- Coat of arms
- Interactive map of Gmina Grodziczno
- Coordinates (Grodziczno): 53°24′47″N 19°45′39″E﻿ / ﻿53.41306°N 19.76083°E
- Country: Poland
- Voivodeship: Warmian-Masurian
- County: Nowe Miasto
- Seat: Grodziczno

Area
- • Total: 154.27 km^{2} (59.56 sq mi)

Population (2011)
- • Total: 6,392
- • Density: 41.43/km^{2} (107.3/sq mi)
- Website: http://www.grodziczno.pl/

= Gmina Grodziczno =

Gmina Grodziczno is a rural gmina (administrative district) in Nowe Miasto County, Warmian-Masurian Voivodeship, in northern Poland. Its seat is the village of Grodziczno, which lies approximately 12 km east of Nowe Miasto Lubawskie and 64 km south-west of the regional capital Olsztyn.

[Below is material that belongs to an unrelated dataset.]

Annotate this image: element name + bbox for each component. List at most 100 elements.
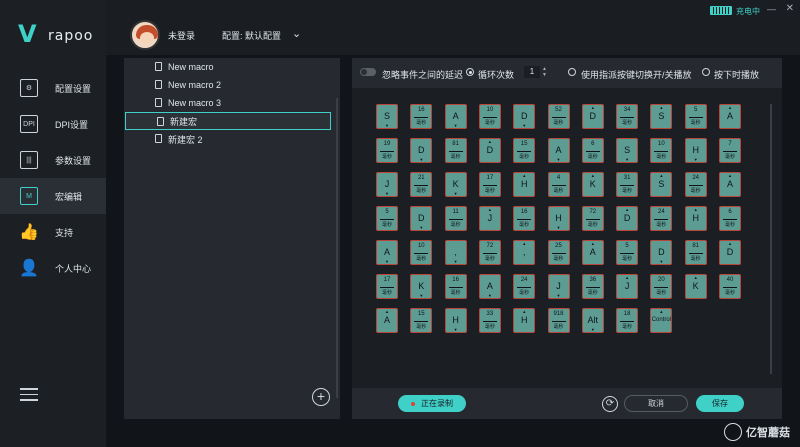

The gmina covers an area of 154.27 km2, and as of 2006 its total population is 6,195 (6,392 in 2011).

==Villages==
Gmina Grodziczno contains the villages and settlements of Białobłoty, Boleszyn, Grodziczno, Jakubkowo, Katlewo, Kowaliki, Kuligi, Linowiec, Lorki, Montowo, Mroczenko, Mroczno, Nowe Grodziczno, Ostaszewo, Rynek, Świniarc, Trzcin, Zajączkowo and Zwiniarz.

==Neighbouring gminas==
Gmina Grodziczno is bordered by the gminas of Bratian, Brzozie, Kurzętnik, Lidzbark, Lubawa, and Rybno.